More than 50 percent of children experience significant improvements in eczema during dietary elimination periods, and roughly one-third outgrow their allergies after one to two years of avoiding the offending foods. An elimination diet can be easily done on an outpatient basis, when patients can control their diet for several weeks. The procedure is described below.
- Start with a baseline diet made up of only those foods not implicated in food allergy. Well-tolerated foods include:
- Brown or white rice, puffed rice
- Cooked or dried fruits: cherries, cranberries, pears, prunes, peaches, apricots, papaya, and plums, unless there is a documented allergy to these or to birch pollen.

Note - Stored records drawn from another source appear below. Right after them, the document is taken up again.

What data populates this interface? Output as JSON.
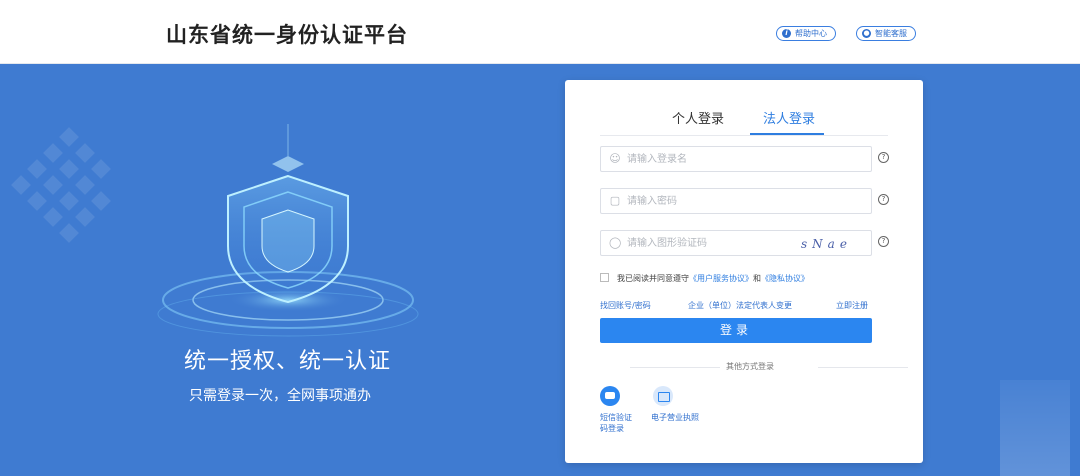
{
  "header": {
    "title": "山东省统一身份认证平台",
    "help_label": "帮助中心",
    "service_label": "智能客服",
    "help_icon": "info-icon",
    "service_icon": "robot-icon"
  },
  "banner": {
    "slogan": "统一授权、统一认证",
    "subslogan": "只需登录一次，全网事项通办"
  },
  "login": {
    "tabs": [
      {
        "label": "个人登录",
        "active": false
      },
      {
        "label": "法人登录",
        "active": true
      }
    ],
    "username_placeholder": "请输入登录名",
    "password_placeholder": "请输入密码",
    "captcha_placeholder": "请输入图形验证码",
    "captcha_text": "sNae",
    "agree_prefix": "我已阅读并同意遵守",
    "agree_link1": "《用户服务协议》",
    "agree_and": "和",
    "agree_link2": "《隐私协议》",
    "link_recover": "找回账号/密码",
    "link_change_rep": "企业（单位）法定代表人变更",
    "link_register": "立即注册",
    "submit_label": "登录",
    "other_methods": "其他方式登录",
    "alt_sms": "短信验证码登录",
    "alt_license": "电子营业执照"
  },
  "colors": {
    "background": "#3f7bd1",
    "accent": "#2b86f0",
    "link": "#2f6fce"
  }
}
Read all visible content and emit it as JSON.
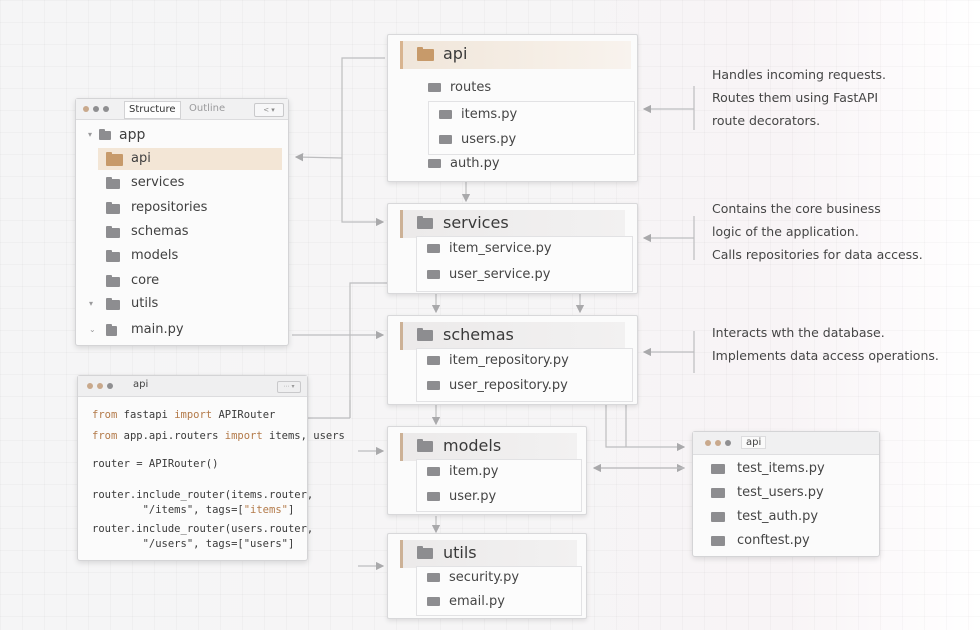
{
  "explorer": {
    "tabs": {
      "structure": "Structure",
      "outline": "Outline"
    },
    "root": "app",
    "items": [
      {
        "label": "api",
        "selected": true
      },
      {
        "label": "services"
      },
      {
        "label": "repositories"
      },
      {
        "label": "schemas"
      },
      {
        "label": "models"
      },
      {
        "label": "core"
      },
      {
        "label": "utils"
      },
      {
        "label": "main.py"
      }
    ]
  },
  "code_window": {
    "tab": "api",
    "lines": [
      {
        "a": "from",
        "b": " fastapi ",
        "c": "import",
        "d": " APIRouter"
      },
      {
        "a": "from",
        "b": " app.api.routers ",
        "c": "import",
        "d": " items, users"
      },
      {
        "plain": "router = APIRouter()"
      },
      {
        "plain": "router.include_router(items.router,"
      },
      {
        "pre": "        \"/items\", tags=[",
        "s": "\"items\"",
        "post": "]"
      },
      {
        "plain": "router.include_router(users.router,"
      },
      {
        "plain": "        \"/users\", tags=[\"users\"]"
      }
    ]
  },
  "modules": {
    "api": {
      "title": "api",
      "items": [
        "routes",
        "items.py",
        "users.py",
        "auth.py"
      ]
    },
    "services": {
      "title": "services",
      "items": [
        "item_service.py",
        "user_service.py"
      ]
    },
    "schemas": {
      "title": "schemas",
      "items": [
        "item_repository.py",
        "user_repository.py"
      ]
    },
    "models": {
      "title": "models",
      "items": [
        "item.py",
        "user.py"
      ]
    },
    "utils": {
      "title": "utils",
      "items": [
        "security.py",
        "email.py"
      ]
    }
  },
  "notes": {
    "api": [
      "Handles incoming requests.",
      "Routes them using FastAPI",
      "route decorators."
    ],
    "services": [
      "Contains the core business",
      "logic of the application.",
      "Calls repositories for data access."
    ],
    "schemas": [
      "Interacts wth the database.",
      "Implements data access operations."
    ]
  },
  "tests": {
    "tab": "api",
    "items": [
      "test_items.py",
      "test_users.py",
      "test_auth.py",
      "conftest.py"
    ]
  },
  "colors": {
    "accent": "#c79a6a",
    "folder": "#8d8d90",
    "line": "#b9b9bb"
  }
}
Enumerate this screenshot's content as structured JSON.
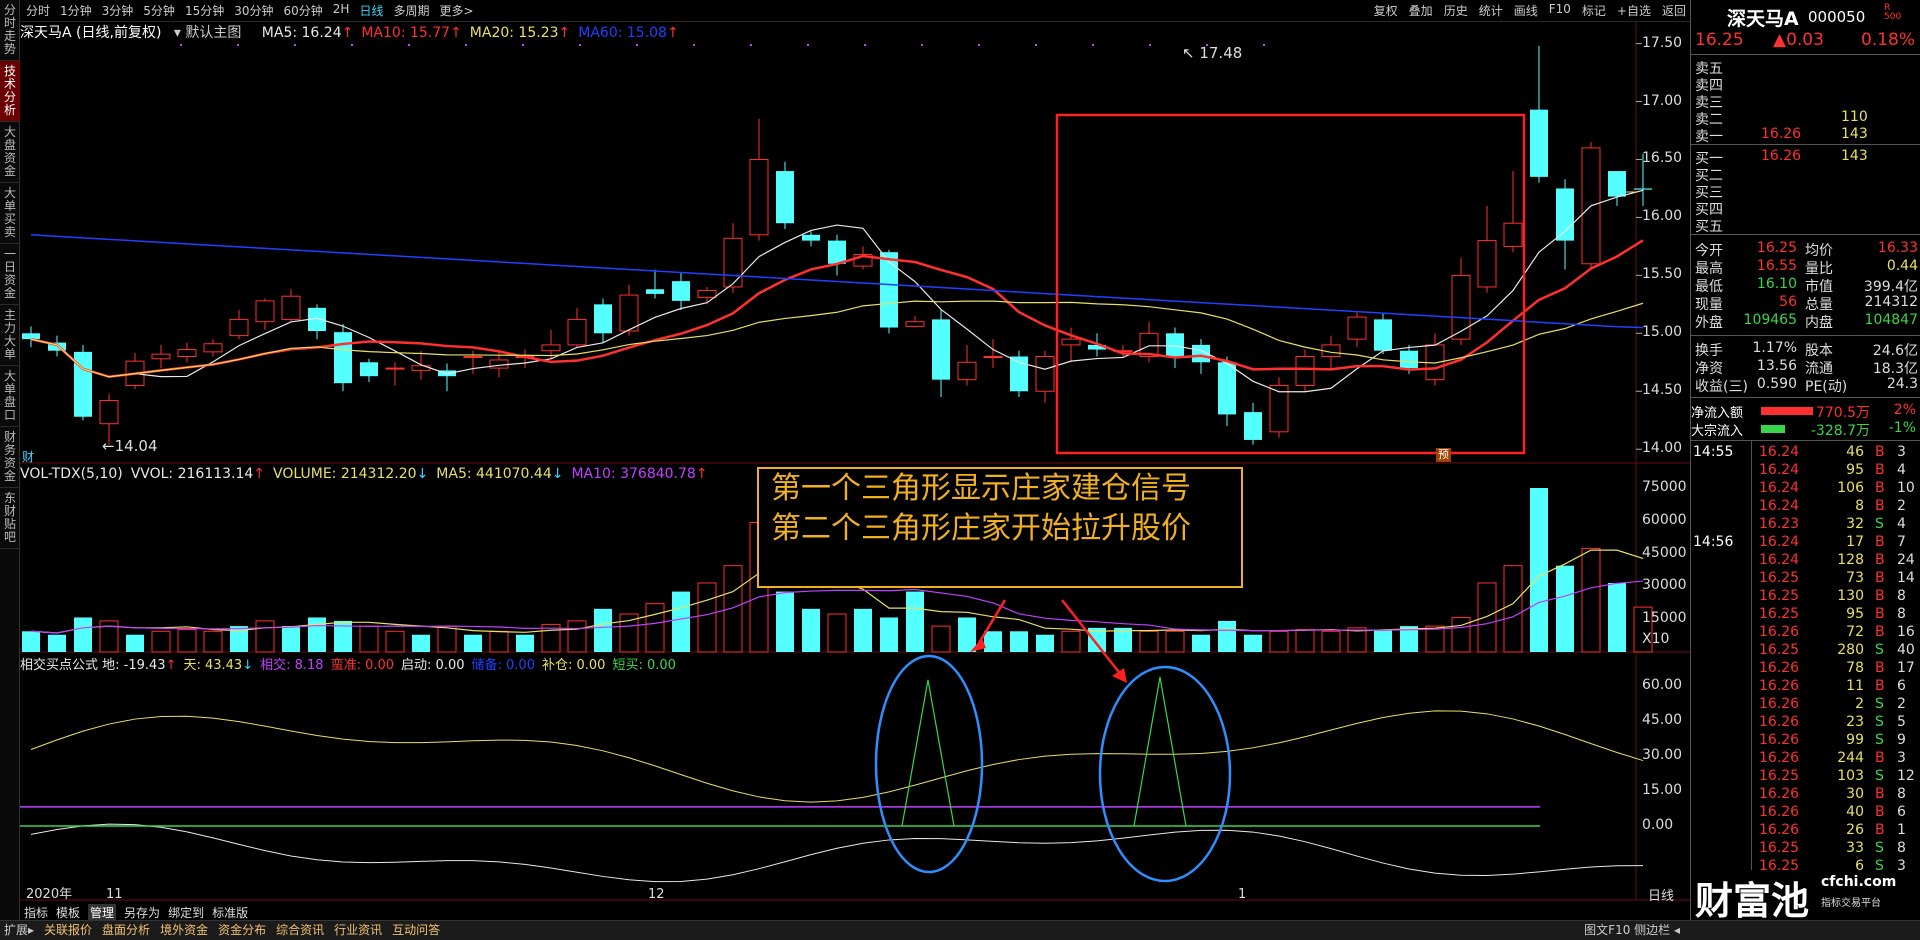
{
  "left_tabs": [
    "分时走势",
    "技术分析",
    "大盘资金",
    "大单买卖",
    "一日资金",
    "主力大单",
    "大单盘口",
    "财务资金",
    "东财贴吧"
  ],
  "topbar": {
    "periods": [
      "分时",
      "1分钟",
      "3分钟",
      "5分钟",
      "15分钟",
      "30分钟",
      "60分钟",
      "2H",
      "日线",
      "多周期",
      "更多>"
    ],
    "active_period": "日线",
    "tools": [
      "复权",
      "叠加",
      "历史",
      "统计",
      "画线",
      "F10",
      "标记",
      "+自选",
      "返回"
    ]
  },
  "main_chart": {
    "title": "深天马A (日线,前复权)",
    "template": "默认主图",
    "ma": [
      {
        "label": "MA5: 16.24",
        "arrow": "↑",
        "color": "#e8e8e8"
      },
      {
        "label": "MA10: 15.77",
        "arrow": "↑",
        "color": "#ff3030"
      },
      {
        "label": "MA20: 15.23",
        "arrow": "↑",
        "color": "#e8e060"
      },
      {
        "label": "MA60: 15.08",
        "arrow": "↑",
        "color": "#2040ff"
      }
    ],
    "y_ticks": [
      "17.50",
      "17.00",
      "16.50",
      "16.00",
      "15.50",
      "15.00",
      "14.50",
      "14.00"
    ],
    "high_label": "17.48",
    "low_label": "14.04",
    "marker_cai": "财",
    "marker_yu": "预"
  },
  "vol_chart": {
    "items": [
      {
        "label": "VOL-TDX(5,10)",
        "color": "#e8e8e8"
      },
      {
        "label": "VVOL: 216113.14",
        "arrow": "↑",
        "color": "#e8e8e8"
      },
      {
        "label": "VOLUME: 214312.20",
        "arrow": "↓",
        "color": "#e8e060"
      },
      {
        "label": "MA5: 441070.44",
        "arrow": "↓",
        "color": "#e8e060"
      },
      {
        "label": "MA10: 376840.78",
        "arrow": "↑",
        "color": "#c040ff"
      }
    ],
    "y_ticks": [
      "75000",
      "60000",
      "45000",
      "30000",
      "15000",
      "X10"
    ]
  },
  "ind_chart": {
    "items": [
      {
        "label": "相交买点公式 地: -19.43",
        "arrow": "↑",
        "color": "#e8e8e8"
      },
      {
        "label": "天: 43.43",
        "arrow": "↓",
        "color": "#e8e060"
      },
      {
        "label": "相交: 8.18",
        "color": "#c040ff"
      },
      {
        "label": "蛮准: 0.00",
        "color": "#ff3030"
      },
      {
        "label": "启动: 0.00",
        "color": "#e8e8e8"
      },
      {
        "label": "储备: 0.00",
        "color": "#2040ff"
      },
      {
        "label": "补仓: 0.00",
        "color": "#e8e060"
      },
      {
        "label": "短买: 0.00",
        "color": "#3ad64a"
      }
    ],
    "y_ticks": [
      "60.00",
      "45.00",
      "30.00",
      "15.00",
      "0.00"
    ]
  },
  "annotation": {
    "line1": "第一个三角形显示庄家建仓信号",
    "line2": "第二个三角形庄家开始拉升股价"
  },
  "x_axis": {
    "year": "2020年",
    "m11": "11",
    "m12": "12",
    "m1": "1",
    "period_label": "日线"
  },
  "bottom_tabs": [
    "指标",
    "模板",
    "管理",
    "另存为",
    "绑定到",
    "标准版"
  ],
  "status_tabs": [
    "扩展▸",
    "关联报价",
    "盘面分析",
    "境外资金",
    "资金分布",
    "综合资讯",
    "行业资讯",
    "互动问答"
  ],
  "status_right": "图文F10 侧边栏 ◂",
  "quote": {
    "name": "深天马A",
    "code": "000050",
    "price": "16.25",
    "change": "▲0.03",
    "pct": "0.18%",
    "asks": [
      {
        "label": "卖五",
        "price": "",
        "vol": ""
      },
      {
        "label": "卖四",
        "price": "",
        "vol": ""
      },
      {
        "label": "卖三",
        "price": "",
        "vol": ""
      },
      {
        "label": "卖二",
        "price": "",
        "vol": "110"
      },
      {
        "label": "卖一",
        "price": "16.26",
        "vol": "143"
      }
    ],
    "bids": [
      {
        "label": "买一",
        "price": "16.26",
        "vol": "143"
      },
      {
        "label": "买二",
        "price": "",
        "vol": ""
      },
      {
        "label": "买三",
        "price": "",
        "vol": ""
      },
      {
        "label": "买四",
        "price": "",
        "vol": ""
      },
      {
        "label": "买五",
        "price": "",
        "vol": ""
      }
    ],
    "stats": [
      [
        "今开",
        "16.25",
        "均价",
        "16.33"
      ],
      [
        "最高",
        "16.55",
        "量比",
        "0.44"
      ],
      [
        "最低",
        "16.10",
        "市值",
        "399.4亿"
      ],
      [
        "现量",
        "56",
        "总量",
        "214312"
      ],
      [
        "外盘",
        "109465",
        "内盘",
        "104847"
      ]
    ],
    "stats2": [
      [
        "换手",
        "1.17%",
        "股本",
        "24.6亿"
      ],
      [
        "净资",
        "13.56",
        "流通",
        "18.3亿"
      ],
      [
        "收益(三)",
        "0.590",
        "PE(动)",
        "24.3"
      ]
    ],
    "flows": [
      {
        "label": "净流入额",
        "value": "770.5万",
        "pct": "2%",
        "color": "#ff3030"
      },
      {
        "label": "大宗流入",
        "value": "-328.7万",
        "pct": "-1%",
        "color": "#3ad64a"
      }
    ],
    "ticks_time1": "14:55",
    "ticks_time2": "14:56",
    "ticks": [
      [
        "16.24",
        "46",
        "B",
        "3"
      ],
      [
        "16.24",
        "95",
        "B",
        "4"
      ],
      [
        "16.24",
        "106",
        "B",
        "10"
      ],
      [
        "16.24",
        "8",
        "B",
        "2"
      ],
      [
        "16.23",
        "32",
        "S",
        "4"
      ],
      [
        "16.24",
        "17",
        "B",
        "7"
      ],
      [
        "16.24",
        "128",
        "B",
        "24"
      ],
      [
        "16.25",
        "73",
        "B",
        "14"
      ],
      [
        "16.25",
        "130",
        "B",
        "8"
      ],
      [
        "16.25",
        "95",
        "B",
        "8"
      ],
      [
        "16.26",
        "72",
        "B",
        "16"
      ],
      [
        "16.25",
        "280",
        "S",
        "40"
      ],
      [
        "16.26",
        "78",
        "B",
        "17"
      ],
      [
        "16.26",
        "11",
        "B",
        "6"
      ],
      [
        "16.26",
        "2",
        "S",
        "2"
      ],
      [
        "16.26",
        "23",
        "S",
        "5"
      ],
      [
        "16.26",
        "99",
        "S",
        "9"
      ],
      [
        "16.26",
        "244",
        "B",
        "3"
      ],
      [
        "16.25",
        "103",
        "S",
        "12"
      ],
      [
        "16.26",
        "30",
        "B",
        "8"
      ],
      [
        "16.26",
        "40",
        "B",
        "6"
      ],
      [
        "16.26",
        "26",
        "B",
        "1"
      ],
      [
        "16.25",
        "33",
        "S",
        "8"
      ],
      [
        "16.25",
        "6",
        "S",
        "3"
      ]
    ],
    "watermark": "财富池",
    "watermark_sub1": "cfchi.com",
    "watermark_sub2": "指标交易平台"
  },
  "candles": [
    [
      15.0,
      14.95,
      15.06,
      14.88
    ],
    [
      14.92,
      14.85,
      14.98,
      14.8
    ],
    [
      14.84,
      14.28,
      14.9,
      14.25
    ],
    [
      14.22,
      14.42,
      14.48,
      14.04
    ],
    [
      14.55,
      14.76,
      14.83,
      14.52
    ],
    [
      14.78,
      14.82,
      14.9,
      14.7
    ],
    [
      14.8,
      14.86,
      14.92,
      14.75
    ],
    [
      14.84,
      14.91,
      14.95,
      14.8
    ],
    [
      14.98,
      15.12,
      15.2,
      14.95
    ],
    [
      15.1,
      15.28,
      15.3,
      15.03
    ],
    [
      15.12,
      15.32,
      15.38,
      15.1
    ],
    [
      15.22,
      15.02,
      15.25,
      14.95
    ],
    [
      15.01,
      14.57,
      15.08,
      14.5
    ],
    [
      14.75,
      14.63,
      14.78,
      14.58
    ],
    [
      14.7,
      14.7,
      14.75,
      14.55
    ],
    [
      14.68,
      14.72,
      14.85,
      14.6
    ],
    [
      14.68,
      14.63,
      14.74,
      14.5
    ],
    [
      14.8,
      14.8,
      14.85,
      14.65
    ],
    [
      14.7,
      14.77,
      14.86,
      14.62
    ],
    [
      14.8,
      14.8,
      14.86,
      14.7
    ],
    [
      14.85,
      14.9,
      15.03,
      14.78
    ],
    [
      14.9,
      15.12,
      15.22,
      14.88
    ],
    [
      15.25,
      15.0,
      15.3,
      14.92
    ],
    [
      15.02,
      15.33,
      15.42,
      14.98
    ],
    [
      15.38,
      15.34,
      15.55,
      15.3
    ],
    [
      15.45,
      15.28,
      15.52,
      15.2
    ],
    [
      15.31,
      15.37,
      15.4,
      15.25
    ],
    [
      15.4,
      15.82,
      15.95,
      15.35
    ],
    [
      15.85,
      16.5,
      16.85,
      15.8
    ],
    [
      16.4,
      15.95,
      16.48,
      15.9
    ],
    [
      15.85,
      15.8,
      15.88,
      15.75
    ],
    [
      15.8,
      15.6,
      15.85,
      15.5
    ],
    [
      15.58,
      15.68,
      15.75,
      15.55
    ],
    [
      15.7,
      15.05,
      15.72,
      15.0
    ],
    [
      15.06,
      15.1,
      15.15,
      15.05
    ],
    [
      15.12,
      14.6,
      15.2,
      14.45
    ],
    [
      14.6,
      14.75,
      14.9,
      14.55
    ],
    [
      14.8,
      14.8,
      14.95,
      14.7
    ],
    [
      14.8,
      14.5,
      14.85,
      14.45
    ],
    [
      14.5,
      14.8,
      14.85,
      14.4
    ],
    [
      14.9,
      14.95,
      15.05,
      14.75
    ],
    [
      14.9,
      14.86,
      15.0,
      14.8
    ],
    [
      14.85,
      14.85,
      14.9,
      14.8
    ],
    [
      14.8,
      15.0,
      15.1,
      14.75
    ],
    [
      15.0,
      14.8,
      15.05,
      14.7
    ],
    [
      14.9,
      14.75,
      14.95,
      14.65
    ],
    [
      14.75,
      14.3,
      14.8,
      14.2
    ],
    [
      14.32,
      14.08,
      14.4,
      14.04
    ],
    [
      14.15,
      14.55,
      14.62,
      14.1
    ],
    [
      14.55,
      14.8,
      14.86,
      14.5
    ],
    [
      14.8,
      14.9,
      14.98,
      14.7
    ],
    [
      14.95,
      15.14,
      15.18,
      14.88
    ],
    [
      15.12,
      14.85,
      15.18,
      14.82
    ],
    [
      14.85,
      14.7,
      14.9,
      14.65
    ],
    [
      14.6,
      14.9,
      15.0,
      14.55
    ],
    [
      14.95,
      15.5,
      15.65,
      14.9
    ],
    [
      15.4,
      15.8,
      16.1,
      15.35
    ],
    [
      15.75,
      15.95,
      16.4,
      15.7
    ],
    [
      16.93,
      16.35,
      17.48,
      16.3
    ],
    [
      16.25,
      15.8,
      16.33,
      15.55
    ],
    [
      15.6,
      16.6,
      16.65,
      15.55
    ],
    [
      16.4,
      16.18,
      16.4,
      16.1
    ],
    [
      16.25,
      16.24,
      16.55,
      16.1
    ]
  ],
  "volumes": [
    [
      12,
      0
    ],
    [
      10,
      0
    ],
    [
      20,
      0
    ],
    [
      18,
      1
    ],
    [
      10,
      0
    ],
    [
      12,
      1
    ],
    [
      13,
      1
    ],
    [
      12,
      1
    ],
    [
      15,
      0
    ],
    [
      18,
      1
    ],
    [
      15,
      0
    ],
    [
      20,
      0
    ],
    [
      18,
      0
    ],
    [
      15,
      1
    ],
    [
      12,
      1
    ],
    [
      10,
      0
    ],
    [
      15,
      1
    ],
    [
      10,
      0
    ],
    [
      12,
      1
    ],
    [
      10,
      0
    ],
    [
      16,
      1
    ],
    [
      18,
      1
    ],
    [
      25,
      0
    ],
    [
      22,
      1
    ],
    [
      28,
      1
    ],
    [
      35,
      0
    ],
    [
      40,
      1
    ],
    [
      50,
      1
    ],
    [
      75,
      1
    ],
    [
      35,
      0
    ],
    [
      25,
      0
    ],
    [
      22,
      1
    ],
    [
      25,
      0
    ],
    [
      20,
      0
    ],
    [
      35,
      0
    ],
    [
      15,
      1
    ],
    [
      20,
      0
    ],
    [
      12,
      0
    ],
    [
      12,
      0
    ],
    [
      10,
      0
    ],
    [
      12,
      1
    ],
    [
      14,
      0
    ],
    [
      14,
      0
    ],
    [
      12,
      1
    ],
    [
      12,
      1
    ],
    [
      10,
      0
    ],
    [
      18,
      0
    ],
    [
      10,
      0
    ],
    [
      12,
      1
    ],
    [
      13,
      1
    ],
    [
      12,
      1
    ],
    [
      14,
      1
    ],
    [
      13,
      0
    ],
    [
      15,
      0
    ],
    [
      15,
      1
    ],
    [
      20,
      1
    ],
    [
      40,
      1
    ],
    [
      50,
      1
    ],
    [
      95,
      0
    ],
    [
      50,
      0
    ],
    [
      60,
      1
    ],
    [
      40,
      0
    ],
    [
      26,
      1
    ]
  ]
}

- Cooked green, yellow, and orange vegetables: artichokes, asparagus, broccoli, chard, collards, lettuce, spinach, squash, string beans, sweet potatoes, tapioca, and taro.
- Water, plain or carbonated
- Condiments: modest amounts of salt, maple syrup, vanilla extract.
- When the allergic symptoms have abated (usually within a week or so), the patient should keep a food diary and add in foods one food group at a time. Foods should be added in generous amounts every three to five days to observe which cause symptom recurrence. Foods listed above that are most commonly implicated in food allergy should be added last.
- If the food is associated with allergy symptoms, it should be removed from the diet for one to two weeks, and reintroduced to see if the same reaction occurs. If no symptoms are experienced, that food can be kept in the diet. For individuals with a history of anaphylaxis, foods should only be tried under the close supervision of a qualified physician.